Spotify won’t say it’s done with ICE

Even after an ICE agent killed a U.S. citizen in Minneapolis, the streaming company refuses to rule out future recruitment campaigns—insisting only that the ads “ended,” not that they were wrong.

Spotify won’t say it’s done with ICE

When it comes to press releases, what is not said often speaks louder than what’s on the page. As of today, Spotify’s official line regarding their partnership with Immigration and Customs Enforcement last year reads: “There are currently no ICE ads running on Spotify. The advertisements mentioned were part of a U.S. government recruitment campaign that ran across all major media and platforms.”

That is true. There are no ICE ads currently running on Spotify. But that does not mean Spotify has changed its position.

In the above statement, the “U.S. government recruitment campaign” in question is spoken of in the past tense, and that is very much purposeful: after all, that specific campaign has been concluded by the government. That is the sole reason, it seems, that calls for listeners to join the ranks of ICE are no longer appearing on Spotify. ICE has stopped paying the streaming service to continue hosting ads—for now, at least.

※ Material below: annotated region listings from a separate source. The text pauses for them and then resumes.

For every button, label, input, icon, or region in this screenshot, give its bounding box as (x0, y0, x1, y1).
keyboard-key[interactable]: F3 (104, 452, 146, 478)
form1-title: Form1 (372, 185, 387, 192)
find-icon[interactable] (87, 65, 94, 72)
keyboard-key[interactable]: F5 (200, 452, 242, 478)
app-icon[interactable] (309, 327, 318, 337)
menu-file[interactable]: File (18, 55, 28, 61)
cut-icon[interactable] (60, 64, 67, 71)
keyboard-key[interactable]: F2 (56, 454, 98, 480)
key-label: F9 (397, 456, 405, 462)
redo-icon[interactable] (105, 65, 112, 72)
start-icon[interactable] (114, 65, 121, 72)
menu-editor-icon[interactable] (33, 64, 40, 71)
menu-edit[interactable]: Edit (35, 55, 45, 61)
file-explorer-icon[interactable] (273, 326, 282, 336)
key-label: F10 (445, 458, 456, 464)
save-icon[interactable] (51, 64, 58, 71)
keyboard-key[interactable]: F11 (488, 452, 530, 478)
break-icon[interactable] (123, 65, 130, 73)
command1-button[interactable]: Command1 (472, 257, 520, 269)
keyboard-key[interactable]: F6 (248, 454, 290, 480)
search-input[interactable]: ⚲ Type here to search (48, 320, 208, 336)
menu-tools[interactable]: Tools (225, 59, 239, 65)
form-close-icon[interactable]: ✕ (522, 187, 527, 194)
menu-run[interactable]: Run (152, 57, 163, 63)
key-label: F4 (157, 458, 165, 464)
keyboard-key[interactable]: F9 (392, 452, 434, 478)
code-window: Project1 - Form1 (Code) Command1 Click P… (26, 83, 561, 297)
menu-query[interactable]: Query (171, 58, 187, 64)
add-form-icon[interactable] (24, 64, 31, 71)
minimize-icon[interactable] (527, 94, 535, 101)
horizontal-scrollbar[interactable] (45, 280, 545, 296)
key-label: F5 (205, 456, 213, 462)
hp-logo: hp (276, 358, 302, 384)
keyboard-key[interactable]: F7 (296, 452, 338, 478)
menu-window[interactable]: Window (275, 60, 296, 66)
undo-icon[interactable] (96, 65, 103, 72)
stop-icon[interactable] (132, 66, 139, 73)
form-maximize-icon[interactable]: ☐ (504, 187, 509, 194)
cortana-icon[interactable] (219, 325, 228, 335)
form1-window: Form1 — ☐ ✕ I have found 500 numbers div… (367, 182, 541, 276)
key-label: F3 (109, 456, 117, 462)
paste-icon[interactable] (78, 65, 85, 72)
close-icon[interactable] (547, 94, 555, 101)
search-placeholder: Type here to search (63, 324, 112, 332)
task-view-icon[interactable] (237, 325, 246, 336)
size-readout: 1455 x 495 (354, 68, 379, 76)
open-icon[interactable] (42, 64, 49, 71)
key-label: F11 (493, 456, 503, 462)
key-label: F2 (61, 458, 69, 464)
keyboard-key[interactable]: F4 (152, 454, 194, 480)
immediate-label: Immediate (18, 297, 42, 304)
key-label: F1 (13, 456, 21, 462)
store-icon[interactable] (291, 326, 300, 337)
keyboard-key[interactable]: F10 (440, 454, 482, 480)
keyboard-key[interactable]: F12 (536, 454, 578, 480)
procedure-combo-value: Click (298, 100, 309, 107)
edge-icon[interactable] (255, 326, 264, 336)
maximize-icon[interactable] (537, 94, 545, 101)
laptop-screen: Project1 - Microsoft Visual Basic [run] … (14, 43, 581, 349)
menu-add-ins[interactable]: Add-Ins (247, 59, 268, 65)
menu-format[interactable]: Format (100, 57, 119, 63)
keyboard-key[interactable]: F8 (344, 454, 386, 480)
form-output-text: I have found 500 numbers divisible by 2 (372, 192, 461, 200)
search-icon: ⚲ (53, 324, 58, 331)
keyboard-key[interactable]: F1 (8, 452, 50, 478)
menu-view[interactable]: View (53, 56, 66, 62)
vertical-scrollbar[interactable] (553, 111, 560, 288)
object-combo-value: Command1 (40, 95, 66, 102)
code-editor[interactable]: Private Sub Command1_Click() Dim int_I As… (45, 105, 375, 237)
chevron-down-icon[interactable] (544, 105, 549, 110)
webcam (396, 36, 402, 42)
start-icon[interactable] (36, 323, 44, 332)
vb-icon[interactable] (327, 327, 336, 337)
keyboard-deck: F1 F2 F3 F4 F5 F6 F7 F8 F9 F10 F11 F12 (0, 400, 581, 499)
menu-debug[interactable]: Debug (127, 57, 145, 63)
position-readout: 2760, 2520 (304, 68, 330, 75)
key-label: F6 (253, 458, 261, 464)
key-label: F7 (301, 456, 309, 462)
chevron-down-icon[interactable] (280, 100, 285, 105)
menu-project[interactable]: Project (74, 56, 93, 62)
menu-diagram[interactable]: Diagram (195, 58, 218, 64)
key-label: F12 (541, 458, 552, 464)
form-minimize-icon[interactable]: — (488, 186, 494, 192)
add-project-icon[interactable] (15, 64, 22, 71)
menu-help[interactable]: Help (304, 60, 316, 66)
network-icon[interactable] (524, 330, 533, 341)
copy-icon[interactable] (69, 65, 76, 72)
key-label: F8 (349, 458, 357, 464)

Representatives from Spotify have hammered home the fact that ads have stopped showing up (as of a mere eight days ago), but when Paste pressed on the status of the relationship between the company and ICE, they repeatedly declined to answer.

When asked to confirm or deny a split from the government agency that shot Nicole Renee Good in Minneapolis just yesterday, one representative replied, frustrated, “All I can tell you is that the campaign on Spotify ended at the end of last year.” (The language is worth noting: the campaign passively ended; it was not actively terminated.)

They also elaborated slightly, telling Paste: “I can’t speculate on hypothetical future campaigns but, as is the case with all major platforms, any future ads need to adhere to the company’s policies.” Considering Spotify declared that “the content [of the ICE campaign] does not violate our advertising policies” back in October, the representative’s comments heavily imply that the streaming service would have no qualms whatsoever about hosting another identical campaign in the future.

In other words, Spotify’s stance has not meaningfully shifted in the slightest. The ads are gone only because the money is, and the company remains careful not to say what it will not do. By declining to rule out future ICE campaigns—by insisting, even now, on the sufficiency of a policy it has already used to justify months of recruitment ads for an agency that killed a U.S. citizen 24 hours ago—Spotify is making clear that this is not a reckoning but a pause. The door is being purposefully left open for the same arrangement to resume the moment it once again proves profitable.